[openstack-dev] Volume Encryption

Paul Sarin-Pollet psarpol at gmx.com
Tue Feb 26 17:00:31 UTC 2013


Hi Malini,

Do you think that swift could be a good storage backend for a key manager instead of a database ?
It could provide the replication principles and a control over key and key owner.
A (big) negative point could be performances... and complexity.

Thanks

Paul

----- Original Message -----
From: Bhandaru, Malini K
Sent: 02/23/13 09:36 AM
To: Nate Reller, OpenStack Development Mailing List
Subject: Re: [openstack-dev] Volume Encryption

Nate -- I vote for (2). Also wonder if you would like to not just make a copy of the volume, but also make a copy of the key and save it, in so doing it gets a new key-id and associate that key-id with the snapshot in its meta data.
An advantage of making a copy of the key is that if one were to delete a volume, one may also delete its associated key without worrying about rendering data inaccessible because of sharing or for fear of loss, never reclaiming key space.
I am reviewing your code .. without getting into where the key-manager resides as a service ..
Would like to propose keys as distinct from the algorithm that uses them.
Keys would have properties such as public/private/symmetric, and length in addition to your format (asn.1)
I am thinking it would be a good idea to attach with a domain/project/user a preferred encryption preference,
So one would need to traverse up the user to domain to determine the most specific preference for that user while encrypting a volume, and likewise a preference for objects etc.
The algorithm would also be attached as meta data to the volume based on the results of the above discovery process during encryption.
The defaults are the strongest known at the time we deploy.
Further, I am thinking in the UI, should the domain/project/user creator desire to set them, these should be retrieved from openssl or other implementation for object, from dm-crypt for volume etc.
A problem that could arise .. the compute node on which a volume is attached might have an older version of dum-crypt than the node that hosted the horizon user interface .. but I am guessing in the immediate future that may not be an issue.
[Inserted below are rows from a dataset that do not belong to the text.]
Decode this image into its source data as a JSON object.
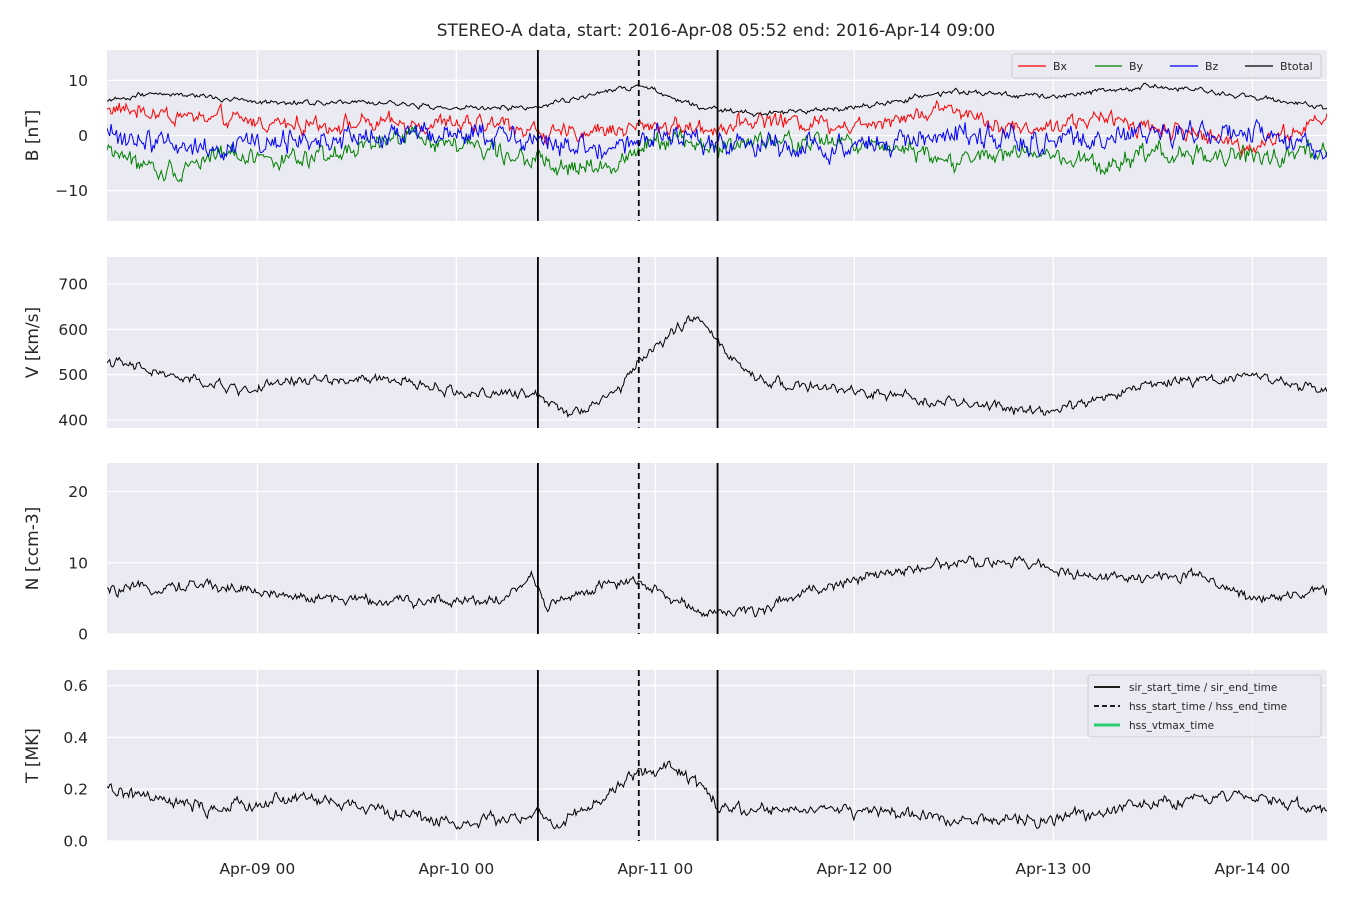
{
  "colors": {
    "bx": "#ff0000",
    "by": "#008000",
    "bz": "#0000ff",
    "btotal": "#000000",
    "trace": "#000000",
    "sir": "#000000",
    "hss": "#000000",
    "vtmax": "#2ecc71",
    "panel_bg": "#eaeaf2"
  },
  "chart_data": {
    "type": "line",
    "title": "STEREO-A data, start: 2016-Apr-08 05:52  end: 2016-Apr-14 09:00",
    "x_unit": "time (2016)",
    "xlim": [
      "2016-04-08 05:52",
      "2016-04-14 09:00"
    ],
    "x_ticks": [
      {
        "time": "2016-04-09 00:00",
        "label": "Apr-09 00"
      },
      {
        "time": "2016-04-10 00:00",
        "label": "Apr-10 00"
      },
      {
        "time": "2016-04-11 00:00",
        "label": "Apr-11 00"
      },
      {
        "time": "2016-04-12 00:00",
        "label": "Apr-12 00"
      },
      {
        "time": "2016-04-13 00:00",
        "label": "Apr-13 00"
      },
      {
        "time": "2016-04-14 00:00",
        "label": "Apr-14 00"
      }
    ],
    "event_lines": {
      "sir_start_time": "2016-04-10 09:50",
      "hss_start_time": "2016-04-10 22:00",
      "sir_end_time": "2016-04-11 07:30"
    },
    "legend_events": [
      {
        "label": "sir_start_time / sir_end_time",
        "style": "solid"
      },
      {
        "label": "hss_start_time / hss_end_time",
        "style": "dashed"
      },
      {
        "label": "hss_vtmax_time",
        "style": "solid-green"
      }
    ],
    "panels": [
      {
        "id": "b",
        "ylabel": "B [nT]",
        "ylim": [
          -15.5,
          15.5
        ],
        "yticks": [
          -10,
          0,
          10
        ],
        "ytick_labels": [
          "−10",
          "0",
          "10"
        ],
        "legend": [
          "Bx",
          "By",
          "Bz",
          "Btotal"
        ],
        "series": [
          {
            "name": "Bx",
            "color_key": "bx",
            "noise": 1.6,
            "points": [
              [
                "2016-04-08 05:52",
                5
              ],
              [
                "2016-04-08 18:00",
                3
              ],
              [
                "2016-04-09 06:00",
                2
              ],
              [
                "2016-04-09 18:00",
                2
              ],
              [
                "2016-04-10 06:00",
                2
              ],
              [
                "2016-04-10 12:00",
                0
              ],
              [
                "2016-04-10 18:00",
                1
              ],
              [
                "2016-04-11 00:00",
                2
              ],
              [
                "2016-04-11 06:00",
                1
              ],
              [
                "2016-04-11 12:00",
                3
              ],
              [
                "2016-04-12 00:00",
                2
              ],
              [
                "2016-04-12 08:00",
                4
              ],
              [
                "2016-04-12 12:00",
                5
              ],
              [
                "2016-04-12 20:00",
                1
              ],
              [
                "2016-04-13 06:00",
                3
              ],
              [
                "2016-04-13 18:00",
                0
              ],
              [
                "2016-04-14 00:00",
                -2
              ],
              [
                "2016-04-14 09:00",
                3
              ]
            ]
          },
          {
            "name": "By",
            "color_key": "by",
            "noise": 1.8,
            "points": [
              [
                "2016-04-08 05:52",
                -2
              ],
              [
                "2016-04-08 12:00",
                -7
              ],
              [
                "2016-04-08 20:00",
                -3
              ],
              [
                "2016-04-09 06:00",
                -5
              ],
              [
                "2016-04-09 18:00",
                0
              ],
              [
                "2016-04-10 06:00",
                -3
              ],
              [
                "2016-04-10 12:00",
                -6
              ],
              [
                "2016-04-10 18:00",
                -6
              ],
              [
                "2016-04-11 00:00",
                0
              ],
              [
                "2016-04-11 06:00",
                -2
              ],
              [
                "2016-04-11 18:00",
                -1
              ],
              [
                "2016-04-12 06:00",
                -2
              ],
              [
                "2016-04-12 12:00",
                -5
              ],
              [
                "2016-04-12 20:00",
                -3
              ],
              [
                "2016-04-13 06:00",
                -6
              ],
              [
                "2016-04-13 12:00",
                -3
              ],
              [
                "2016-04-14 00:00",
                -4
              ],
              [
                "2016-04-14 09:00",
                -3
              ]
            ]
          },
          {
            "name": "Bz",
            "color_key": "bz",
            "noise": 2.2,
            "points": [
              [
                "2016-04-08 05:52",
                0
              ],
              [
                "2016-04-08 18:00",
                -2
              ],
              [
                "2016-04-09 06:00",
                -1
              ],
              [
                "2016-04-09 18:00",
                0
              ],
              [
                "2016-04-10 06:00",
                0
              ],
              [
                "2016-04-10 18:00",
                -3
              ],
              [
                "2016-04-11 00:00",
                0
              ],
              [
                "2016-04-11 12:00",
                -2
              ],
              [
                "2016-04-12 00:00",
                -2
              ],
              [
                "2016-04-12 12:00",
                0
              ],
              [
                "2016-04-13 00:00",
                -1
              ],
              [
                "2016-04-13 12:00",
                0
              ],
              [
                "2016-04-14 00:00",
                0
              ],
              [
                "2016-04-14 09:00",
                -3
              ]
            ]
          },
          {
            "name": "Btotal",
            "color_key": "btotal",
            "noise": 0.5,
            "points": [
              [
                "2016-04-08 05:52",
                6
              ],
              [
                "2016-04-08 12:00",
                8
              ],
              [
                "2016-04-09 00:00",
                6
              ],
              [
                "2016-04-09 12:00",
                6
              ],
              [
                "2016-04-10 00:00",
                5
              ],
              [
                "2016-04-10 09:00",
                5
              ],
              [
                "2016-04-10 18:00",
                8
              ],
              [
                "2016-04-10 22:00",
                9
              ],
              [
                "2016-04-11 06:00",
                5
              ],
              [
                "2016-04-11 12:00",
                4
              ],
              [
                "2016-04-12 00:00",
                5
              ],
              [
                "2016-04-12 12:00",
                8
              ],
              [
                "2016-04-13 00:00",
                7
              ],
              [
                "2016-04-13 12:00",
                9
              ],
              [
                "2016-04-14 00:00",
                7
              ],
              [
                "2016-04-14 09:00",
                5
              ]
            ]
          }
        ]
      },
      {
        "id": "v",
        "ylabel": "V [km/s]",
        "ylim": [
          382,
          760
        ],
        "yticks": [
          400,
          500,
          600,
          700
        ],
        "ytick_labels": [
          "400",
          "500",
          "600",
          "700"
        ],
        "series": [
          {
            "name": "V",
            "color_key": "trace",
            "noise": 12,
            "points": [
              [
                "2016-04-08 05:52",
                530
              ],
              [
                "2016-04-08 14:00",
                495
              ],
              [
                "2016-04-08 22:00",
                465
              ],
              [
                "2016-04-09 06:00",
                490
              ],
              [
                "2016-04-09 18:00",
                485
              ],
              [
                "2016-04-10 00:00",
                460
              ],
              [
                "2016-04-10 09:50",
                455
              ],
              [
                "2016-04-10 14:00",
                415
              ],
              [
                "2016-04-10 20:00",
                470
              ],
              [
                "2016-04-10 22:00",
                530
              ],
              [
                "2016-04-11 00:00",
                560
              ],
              [
                "2016-04-11 03:00",
                610
              ],
              [
                "2016-04-11 06:00",
                625
              ],
              [
                "2016-04-11 08:00",
                555
              ],
              [
                "2016-04-11 12:00",
                490
              ],
              [
                "2016-04-11 20:00",
                470
              ],
              [
                "2016-04-12 06:00",
                450
              ],
              [
                "2016-04-12 18:00",
                425
              ],
              [
                "2016-04-13 00:00",
                420
              ],
              [
                "2016-04-13 12:00",
                480
              ],
              [
                "2016-04-14 00:00",
                500
              ],
              [
                "2016-04-14 09:00",
                460
              ]
            ]
          }
        ]
      },
      {
        "id": "n",
        "ylabel": "N [ccm-3]",
        "ylim": [
          0,
          24
        ],
        "yticks": [
          0,
          10,
          20
        ],
        "ytick_labels": [
          "0",
          "10",
          "20"
        ],
        "series": [
          {
            "name": "N",
            "color_key": "trace",
            "noise": 0.8,
            "points": [
              [
                "2016-04-08 05:52",
                6
              ],
              [
                "2016-04-08 18:00",
                7
              ],
              [
                "2016-04-09 06:00",
                5
              ],
              [
                "2016-04-09 18:00",
                4.5
              ],
              [
                "2016-04-10 06:00",
                5
              ],
              [
                "2016-04-10 09:00",
                8
              ],
              [
                "2016-04-10 11:00",
                4
              ],
              [
                "2016-04-10 18:00",
                7
              ],
              [
                "2016-04-10 22:00",
                7
              ],
              [
                "2016-04-11 06:00",
                3
              ],
              [
                "2016-04-11 12:00",
                3
              ],
              [
                "2016-04-11 18:00",
                6
              ],
              [
                "2016-04-12 06:00",
                9
              ],
              [
                "2016-04-12 12:00",
                10
              ],
              [
                "2016-04-12 20:00",
                10
              ],
              [
                "2016-04-13 06:00",
                8
              ],
              [
                "2016-04-13 18:00",
                8
              ],
              [
                "2016-04-14 00:00",
                5
              ],
              [
                "2016-04-14 09:00",
                6
              ]
            ]
          }
        ]
      },
      {
        "id": "t",
        "ylabel": "T [MK]",
        "ylim": [
          0,
          0.66
        ],
        "yticks": [
          0.0,
          0.2,
          0.4,
          0.6
        ],
        "ytick_labels": [
          "0.0",
          "0.2",
          "0.4",
          "0.6"
        ],
        "series": [
          {
            "name": "T",
            "color_key": "trace",
            "noise": 0.025,
            "points": [
              [
                "2016-04-08 05:52",
                0.2
              ],
              [
                "2016-04-08 18:00",
                0.12
              ],
              [
                "2016-04-09 06:00",
                0.17
              ],
              [
                "2016-04-09 18:00",
                0.1
              ],
              [
                "2016-04-10 00:00",
                0.07
              ],
              [
                "2016-04-10 09:50",
                0.1
              ],
              [
                "2016-04-10 12:00",
                0.05
              ],
              [
                "2016-04-10 18:00",
                0.17
              ],
              [
                "2016-04-10 22:00",
                0.27
              ],
              [
                "2016-04-11 02:00",
                0.28
              ],
              [
                "2016-04-11 06:00",
                0.2
              ],
              [
                "2016-04-11 08:00",
                0.11
              ],
              [
                "2016-04-11 18:00",
                0.13
              ],
              [
                "2016-04-12 06:00",
                0.1
              ],
              [
                "2016-04-12 18:00",
                0.08
              ],
              [
                "2016-04-13 00:00",
                0.08
              ],
              [
                "2016-04-13 12:00",
                0.15
              ],
              [
                "2016-04-14 00:00",
                0.17
              ],
              [
                "2016-04-14 09:00",
                0.12
              ]
            ]
          }
        ]
      }
    ]
  }
}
If it becomes one, then we would need to specify a filter instance for the same and that would need to be factored in while determining where to host the volume.
Regards
malini
2) Support clone with same key. This should be easy to implement as well. We could use the metadata key-id and set it to the same value for the clone. The drawback to this is that the key has multiple uses, and it could be used to decrypt many different volumes. I don't like the idea of that. If the key is compromised then what do you do?

There are similar issues for snapshots, but I am not as opposed to option 2 for snapshots. Any thoughts on this?